Joffrey Coe defined the Yadkin type at the Doerschuck site. There it was superior stratigraphically to Badin ware. It differs from Badin both subtly- the cordage for cordmarking was tighter wound, and the fabric impressions were finer- and profoundly- sherds came to be tempered with large quantities of crushed quartz. Coe estimates that 30-40% of the body is made up of these chunks, which range in size from 1-8mm. Surfaces are mostly cord marked and fabric impressed, with the cord impressions often being smoothed over. Interior surfaces were smoothed but not burnished. A minority type was Yadkin linear check stamped. This had the same appearance, except for the stamping, and Coe believed it was made locally.

Yadkin has become a source of confusion at least partially as a result of Coe's statements that some 46 sherds had “clay temper” added to the quartz and that “one other sherd with this clay-quartz tempered paste was decorated with a dentate stamp” (Coe 1964: 30). This has caused some to correlate Yadkin and Refuge, and assign it a very early date as a result. But the Yadkin type has even worse problems, as pottery that was “Yadkin-like” (Anderson 1982) in that it had large inclusions came to be considered true “Yadkin” (Blanton et al 1986; Trinkley and Adams 1993; and many others).

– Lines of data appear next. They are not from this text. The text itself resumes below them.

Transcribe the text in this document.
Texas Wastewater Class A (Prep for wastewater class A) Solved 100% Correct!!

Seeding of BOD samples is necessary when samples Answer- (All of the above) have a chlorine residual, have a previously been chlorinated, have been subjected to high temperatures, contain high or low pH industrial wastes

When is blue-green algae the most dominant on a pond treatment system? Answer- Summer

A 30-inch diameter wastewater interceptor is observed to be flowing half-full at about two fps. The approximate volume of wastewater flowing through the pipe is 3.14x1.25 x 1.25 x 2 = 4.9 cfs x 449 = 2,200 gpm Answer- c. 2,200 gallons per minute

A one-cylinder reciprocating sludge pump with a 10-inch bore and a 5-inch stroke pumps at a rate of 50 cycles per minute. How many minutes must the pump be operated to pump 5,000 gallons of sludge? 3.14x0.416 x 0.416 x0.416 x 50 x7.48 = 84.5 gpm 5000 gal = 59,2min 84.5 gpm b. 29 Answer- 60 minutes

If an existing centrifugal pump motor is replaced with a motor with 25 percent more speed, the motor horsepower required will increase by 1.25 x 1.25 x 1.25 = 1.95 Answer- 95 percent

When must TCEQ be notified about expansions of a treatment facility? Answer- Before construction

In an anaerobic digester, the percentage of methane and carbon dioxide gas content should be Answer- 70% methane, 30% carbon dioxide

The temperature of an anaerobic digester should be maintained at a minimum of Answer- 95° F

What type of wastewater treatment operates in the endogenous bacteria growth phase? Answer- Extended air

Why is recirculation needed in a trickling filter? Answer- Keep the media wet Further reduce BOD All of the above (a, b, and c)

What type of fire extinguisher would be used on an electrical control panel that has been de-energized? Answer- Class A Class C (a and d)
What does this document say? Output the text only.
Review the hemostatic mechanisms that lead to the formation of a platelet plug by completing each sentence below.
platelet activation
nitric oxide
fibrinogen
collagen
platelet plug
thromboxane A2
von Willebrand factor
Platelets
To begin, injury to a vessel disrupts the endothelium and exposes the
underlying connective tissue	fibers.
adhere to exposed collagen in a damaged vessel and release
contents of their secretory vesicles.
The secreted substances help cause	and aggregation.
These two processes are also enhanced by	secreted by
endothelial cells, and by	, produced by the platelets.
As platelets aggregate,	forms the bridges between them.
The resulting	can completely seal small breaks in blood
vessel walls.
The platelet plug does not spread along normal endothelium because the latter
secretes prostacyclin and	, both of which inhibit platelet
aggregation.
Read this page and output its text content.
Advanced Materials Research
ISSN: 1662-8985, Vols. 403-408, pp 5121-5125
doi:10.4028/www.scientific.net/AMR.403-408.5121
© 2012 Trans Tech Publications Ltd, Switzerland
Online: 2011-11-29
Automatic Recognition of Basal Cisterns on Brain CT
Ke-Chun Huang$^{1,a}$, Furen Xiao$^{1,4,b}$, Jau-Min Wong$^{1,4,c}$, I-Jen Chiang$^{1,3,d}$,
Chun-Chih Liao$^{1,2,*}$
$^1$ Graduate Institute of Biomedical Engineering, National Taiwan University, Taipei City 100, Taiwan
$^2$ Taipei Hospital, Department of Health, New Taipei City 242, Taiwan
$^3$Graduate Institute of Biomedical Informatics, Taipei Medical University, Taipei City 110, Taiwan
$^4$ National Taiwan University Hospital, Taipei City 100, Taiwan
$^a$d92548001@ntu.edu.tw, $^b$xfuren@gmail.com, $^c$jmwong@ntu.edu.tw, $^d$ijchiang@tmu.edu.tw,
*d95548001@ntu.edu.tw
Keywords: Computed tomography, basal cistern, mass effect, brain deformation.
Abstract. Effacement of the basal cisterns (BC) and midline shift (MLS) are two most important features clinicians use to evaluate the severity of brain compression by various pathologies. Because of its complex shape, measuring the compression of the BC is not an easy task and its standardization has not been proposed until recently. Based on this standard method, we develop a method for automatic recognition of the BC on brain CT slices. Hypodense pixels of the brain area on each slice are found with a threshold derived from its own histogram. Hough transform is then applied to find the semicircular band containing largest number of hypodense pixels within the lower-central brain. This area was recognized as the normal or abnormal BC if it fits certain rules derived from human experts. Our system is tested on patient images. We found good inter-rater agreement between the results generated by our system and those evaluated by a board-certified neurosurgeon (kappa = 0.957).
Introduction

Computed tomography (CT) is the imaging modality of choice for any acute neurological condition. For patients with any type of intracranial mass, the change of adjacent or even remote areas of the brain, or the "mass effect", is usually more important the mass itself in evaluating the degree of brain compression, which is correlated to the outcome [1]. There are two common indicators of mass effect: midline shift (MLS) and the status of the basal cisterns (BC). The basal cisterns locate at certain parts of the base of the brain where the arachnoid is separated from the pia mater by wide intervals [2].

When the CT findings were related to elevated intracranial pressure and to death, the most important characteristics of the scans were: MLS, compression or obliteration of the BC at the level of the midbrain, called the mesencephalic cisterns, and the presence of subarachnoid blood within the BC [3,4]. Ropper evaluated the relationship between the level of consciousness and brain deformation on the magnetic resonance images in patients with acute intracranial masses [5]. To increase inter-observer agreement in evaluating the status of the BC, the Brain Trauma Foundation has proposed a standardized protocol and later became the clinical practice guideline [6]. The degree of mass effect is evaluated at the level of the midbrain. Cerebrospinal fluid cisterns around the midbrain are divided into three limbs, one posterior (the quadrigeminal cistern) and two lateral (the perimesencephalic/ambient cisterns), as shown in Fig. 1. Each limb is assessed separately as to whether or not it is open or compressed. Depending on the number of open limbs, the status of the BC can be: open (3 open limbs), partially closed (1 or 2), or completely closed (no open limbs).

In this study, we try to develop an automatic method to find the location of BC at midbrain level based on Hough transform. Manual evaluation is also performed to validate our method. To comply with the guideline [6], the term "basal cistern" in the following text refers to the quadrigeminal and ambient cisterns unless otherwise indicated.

Add to this the clay tempering issue and the general similarity of the major pottery series discussed by Herbert (2003, 2009) and it is evident that we should apply Coe's definition strictly, and not use the Yadkin name unless the sherds are densely tempered with crushed quartz. "Yadkin-like" sherds tempered with rounded granules or pebbles should not be called "Yadkin." This is Joe Herbert's conclusion (2009a) though I arrived at the same conclusion independently.